Understanding what causes impairments in consciousness could ultimately shed light on a larger puzzle: what allows a healthy person to be aware of self and surroundings? “I think that a detailed understanding of the necessary and sufficient conditions for the recovery of consciousness will provide immensely important insights into the fundamental nature of the human conscious state,” says Schiff.
Schiff’s ultimate goal, of course, is to spark awakenings like that of Terry Wallis in other minimally conscious patients. At a neuroscience meeting last October, he presented preliminary evidence that electrically stimulating the thalamus, which sends sensory information to the cerebral cortex, might help patients recover consciousness. Schiff and his team used deep brain stimulation–a therapy used to treat Parkinson’s disease, where an electrode is implanted in the brain–to stimulate thalamic neurons in a 38-year-old minimally conscious patient who had suffered a severe traumatic brain injury six years before. They found that when the neurons were stimulated, the patient was more responsive and coördinated, even able to eat a meal with some independence.

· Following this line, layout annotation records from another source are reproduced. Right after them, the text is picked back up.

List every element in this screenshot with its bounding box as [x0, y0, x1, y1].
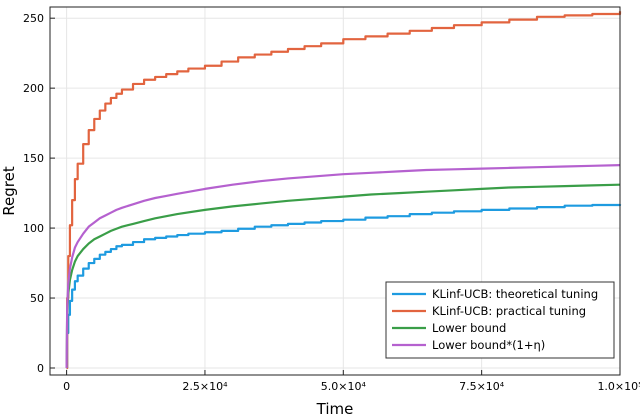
legend-entry-3: Lower bound*(1+η) — [432, 338, 545, 352]
y-axis-title: Regret — [0, 166, 18, 216]
series-line-0 — [66, 203, 622, 370]
legend-entry-0: KLinf-UCB: theoretical tuning — [432, 287, 598, 301]
x-tick-label-1: 2.5×10⁴ — [182, 380, 228, 393]
x-tick-label-2: 5.0×10⁴ — [321, 380, 367, 393]
x-tick-label-3: 7.5×10⁴ — [459, 380, 505, 393]
x-tick-labels: 0 2.5×10⁴ 5.0×10⁴ 7.5×10⁴ 1.0×10⁵ — [63, 370, 640, 393]
series-line-3 — [65, 164, 621, 369]
series-line-1 — [66, 11, 622, 370]
legend-entry-1: KLinf-UCB: practical tuning — [432, 304, 586, 318]
x-tick-label-4: 1.0×10⁵ — [597, 380, 640, 393]
series-lines — [65, 11, 622, 370]
y-tick-label-0: 0 — [37, 362, 44, 375]
legend: KLinf-UCB: theoretical tuning KLinf-UCB: … — [385, 281, 615, 359]
x-tick-label-0: 0 — [63, 380, 70, 393]
y-tick-label-4: 200 — [23, 82, 44, 95]
y-tick-label-1: 50 — [30, 292, 44, 305]
y-tick-label-2: 100 — [23, 222, 44, 235]
plot-frame — [49, 6, 621, 376]
y-tick-label-5: 250 — [23, 12, 44, 25]
y-tick-label-3: 150 — [23, 152, 44, 165]
x-axis-title: Time — [316, 400, 354, 418]
grid-lines — [50, 7, 621, 375]
y-tick-labels: 0 50 100 150 200 250 — [23, 12, 55, 375]
series-line-2 — [65, 183, 621, 369]
legend-entry-2: Lower bound — [432, 321, 506, 335]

Though Schiff is reluctant to talk about his group’s findings before they are published in a peer-reviewed paper, he and other neurologists are clearly excited about them. “This is a very interesting and important observation,” says James Bernat, a neurologist at Dartmouth Medical School, who adds that Schiff’s result is particularly noteworthy because the patient had been in a minimally conscious state for so long. Previous studies of deep brain stimulation, carried out mostly in Japan, have involved recently injured patients, who might have improved anyway.
To prove the efficacy of deep brain stimulation in treating consciousness disorders, and to determine just which patients it might help, other researchers will need to duplicate Schiff’s success. But that’s a tall order. Research on minimally conscious and vegetative patients presents enormous obstacles–the logistics of transporting patients from long-term-care facilities to imaging labs, the ethical and legal issues involved in testing people who cannot give informed consent, and the technical challenge of scanning patients who may move unpredictably and may not be able to comprehend instructions to stay still.
But the biggest barrier to larger studies is funding. Terry Wallis is one of the most remarkable recovery cases Schiff has ever seen. And yet he’s examined him just twice: first when a British television station flew Wallis and his family from Arkansas to New York, where Schiff and collaborators could scan his brain; and then when the producers of an HBO documentary paid Wallis’s fare to New York 18 months later, so that scientists could assess the changes that had taken place since the first scan.